Clinical and Laboratory Features, Treatment and Prognosis in Children with Guillian-Barre Syndrome

A retrospective study of 42 cases of acute flaccid paralysis (AFP) in children aged between 7 months and 15 years, registered at the Municipal Clinical Hospital №1 throughout a 7 year period (2007—2014), was performed to investigate the features of pediatric Guillian-Barre Syndrome (GBS). GBS has shown to be the most common cause of AFP in children, with prevalence of 74% of all 31 cases. Clinical manifestations, functional status, laboratory and electrodiagnostic data were evaluated in group of 31 children in order to highlight particular features of childhood GBS in Russia. The highest frequency of GBS was observed in children aged between 1 to 3 with the median 6 [3; 11] years. Boys with GBS outnumbered girls by a 2,1:1 ratio. No seasonal dependence has been observed, with children equally suffering from this disease without a seasonal pattern throughout the year. According to the electrophysiological and clinical data, 24 children were diagnosed with acute inflammatory demyelinating polyradiculoneuropathy (AIDP) (77%), 5 with acute motor axonal neuropathy (AMAN) (16%) and 2 with аcute motor-sensory axonal neuropathy (AMSAN) in a total of cases (7%).

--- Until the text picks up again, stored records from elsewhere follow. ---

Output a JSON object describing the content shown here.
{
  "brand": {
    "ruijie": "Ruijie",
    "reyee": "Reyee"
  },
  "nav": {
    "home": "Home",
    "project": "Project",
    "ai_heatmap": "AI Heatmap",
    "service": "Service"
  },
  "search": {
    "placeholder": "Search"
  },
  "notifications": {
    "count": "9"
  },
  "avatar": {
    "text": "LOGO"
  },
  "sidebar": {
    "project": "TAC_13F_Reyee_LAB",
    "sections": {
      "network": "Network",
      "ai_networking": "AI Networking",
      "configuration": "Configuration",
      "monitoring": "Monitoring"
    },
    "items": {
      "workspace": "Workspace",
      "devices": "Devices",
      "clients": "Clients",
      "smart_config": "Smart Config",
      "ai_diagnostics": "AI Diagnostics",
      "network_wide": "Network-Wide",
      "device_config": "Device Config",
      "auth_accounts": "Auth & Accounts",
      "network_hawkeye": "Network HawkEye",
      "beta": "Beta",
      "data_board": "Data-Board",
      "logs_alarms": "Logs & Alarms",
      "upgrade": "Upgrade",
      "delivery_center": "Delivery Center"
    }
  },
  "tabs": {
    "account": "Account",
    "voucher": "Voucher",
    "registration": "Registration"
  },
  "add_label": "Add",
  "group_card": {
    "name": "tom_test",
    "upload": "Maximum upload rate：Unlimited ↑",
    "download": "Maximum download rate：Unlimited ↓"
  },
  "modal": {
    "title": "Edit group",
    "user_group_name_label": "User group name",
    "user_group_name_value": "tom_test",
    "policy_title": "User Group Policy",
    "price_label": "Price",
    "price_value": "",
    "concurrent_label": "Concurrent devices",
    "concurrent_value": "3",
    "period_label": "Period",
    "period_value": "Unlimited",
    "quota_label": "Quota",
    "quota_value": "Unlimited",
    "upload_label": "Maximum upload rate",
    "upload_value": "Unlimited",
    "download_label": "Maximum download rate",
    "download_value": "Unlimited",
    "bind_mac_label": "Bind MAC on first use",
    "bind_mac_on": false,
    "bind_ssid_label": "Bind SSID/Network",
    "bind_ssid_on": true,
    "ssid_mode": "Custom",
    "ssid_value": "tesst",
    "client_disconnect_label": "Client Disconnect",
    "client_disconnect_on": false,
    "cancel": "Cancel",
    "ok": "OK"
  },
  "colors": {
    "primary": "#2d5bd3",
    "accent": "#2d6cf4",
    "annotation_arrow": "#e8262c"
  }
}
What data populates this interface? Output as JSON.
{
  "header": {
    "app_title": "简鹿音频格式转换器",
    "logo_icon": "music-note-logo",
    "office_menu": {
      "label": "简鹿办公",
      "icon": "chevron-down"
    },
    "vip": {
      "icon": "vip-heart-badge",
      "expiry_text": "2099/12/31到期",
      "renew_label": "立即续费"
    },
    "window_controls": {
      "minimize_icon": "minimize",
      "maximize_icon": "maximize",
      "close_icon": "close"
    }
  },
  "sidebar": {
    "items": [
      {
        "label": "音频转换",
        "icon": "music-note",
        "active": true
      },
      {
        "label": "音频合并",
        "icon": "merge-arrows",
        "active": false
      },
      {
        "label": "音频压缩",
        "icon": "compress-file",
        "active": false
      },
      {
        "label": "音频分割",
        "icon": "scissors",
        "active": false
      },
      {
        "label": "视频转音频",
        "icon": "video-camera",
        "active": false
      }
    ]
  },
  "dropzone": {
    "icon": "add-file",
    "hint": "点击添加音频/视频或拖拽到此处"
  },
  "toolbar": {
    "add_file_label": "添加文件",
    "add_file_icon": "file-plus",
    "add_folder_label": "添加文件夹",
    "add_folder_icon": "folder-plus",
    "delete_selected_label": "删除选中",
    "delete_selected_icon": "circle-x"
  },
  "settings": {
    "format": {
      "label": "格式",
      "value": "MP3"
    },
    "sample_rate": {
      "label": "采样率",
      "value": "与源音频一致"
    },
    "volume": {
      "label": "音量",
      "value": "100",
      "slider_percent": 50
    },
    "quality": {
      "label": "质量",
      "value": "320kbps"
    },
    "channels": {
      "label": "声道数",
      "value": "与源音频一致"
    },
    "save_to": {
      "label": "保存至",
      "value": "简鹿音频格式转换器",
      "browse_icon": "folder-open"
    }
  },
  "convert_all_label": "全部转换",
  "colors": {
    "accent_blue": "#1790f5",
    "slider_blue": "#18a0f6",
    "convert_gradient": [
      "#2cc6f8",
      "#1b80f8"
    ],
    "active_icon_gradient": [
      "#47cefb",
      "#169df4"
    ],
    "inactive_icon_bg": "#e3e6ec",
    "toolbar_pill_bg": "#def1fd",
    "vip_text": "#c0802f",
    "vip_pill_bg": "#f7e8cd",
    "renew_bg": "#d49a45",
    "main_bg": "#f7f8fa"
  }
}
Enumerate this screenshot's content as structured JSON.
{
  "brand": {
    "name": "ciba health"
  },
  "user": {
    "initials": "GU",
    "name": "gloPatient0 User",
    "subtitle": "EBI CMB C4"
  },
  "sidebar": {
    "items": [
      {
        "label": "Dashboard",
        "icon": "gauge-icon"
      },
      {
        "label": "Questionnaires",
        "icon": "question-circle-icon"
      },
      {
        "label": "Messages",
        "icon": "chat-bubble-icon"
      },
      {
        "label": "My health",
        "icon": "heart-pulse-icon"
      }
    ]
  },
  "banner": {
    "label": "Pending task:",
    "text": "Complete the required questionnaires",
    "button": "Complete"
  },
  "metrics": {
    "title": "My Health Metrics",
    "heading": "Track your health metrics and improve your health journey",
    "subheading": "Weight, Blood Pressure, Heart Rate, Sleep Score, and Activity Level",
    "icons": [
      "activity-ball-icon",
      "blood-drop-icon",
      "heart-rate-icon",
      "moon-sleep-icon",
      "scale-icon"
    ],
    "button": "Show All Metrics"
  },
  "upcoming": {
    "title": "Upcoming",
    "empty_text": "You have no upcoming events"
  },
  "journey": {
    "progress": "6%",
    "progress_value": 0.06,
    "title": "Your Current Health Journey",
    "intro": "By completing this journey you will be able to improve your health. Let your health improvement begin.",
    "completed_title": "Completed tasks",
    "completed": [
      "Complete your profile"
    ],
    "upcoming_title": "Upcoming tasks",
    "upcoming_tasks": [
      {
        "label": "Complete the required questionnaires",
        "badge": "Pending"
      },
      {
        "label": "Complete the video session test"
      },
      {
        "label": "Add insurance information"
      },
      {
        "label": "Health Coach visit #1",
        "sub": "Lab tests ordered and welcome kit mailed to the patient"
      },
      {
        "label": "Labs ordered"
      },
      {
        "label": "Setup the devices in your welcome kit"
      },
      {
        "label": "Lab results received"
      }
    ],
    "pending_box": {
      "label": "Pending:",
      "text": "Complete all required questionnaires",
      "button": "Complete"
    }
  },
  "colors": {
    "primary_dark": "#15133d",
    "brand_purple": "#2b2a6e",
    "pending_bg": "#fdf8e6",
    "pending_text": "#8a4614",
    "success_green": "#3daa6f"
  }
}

Several exclusive features of GBS in children for Russia were discovered. The most common initial symptom was limb pain, with the impartial sensory disturbance found only in 13% of the patients observed, 10% of which were paresthesias and the remaining 3% belonging to hypostesias. Children reached the nadir state rapidly, the median time from onset to nadir was 9.5 [6,25; 12,5] days. Cranial nerve dysfunction at nadir was observed in a greater percentage of patients (51%) compared to that of 23% cases at the onset, with the facial palsy increasing from 10 to 32% and the bulbar palsy from 12 to 19%. The patients were given intravenous immunoglobulin in various doses: from 0.2 to 1.75 mg/kg per course (0.5 [0.5; 0.8] g/kg) and/or plasmapheresis with a median volume of 93 [81; 100] ml/kg per course. The treatment has shown to be effective for the majority of patients, but three children was resistant to the intravenous immunoglobulin. An important feature of pediatric GBS is a nonthreatening prognosis at the point of discharge, with the length of hospitalization numbering in with a median of 28 [20,5; 38] days.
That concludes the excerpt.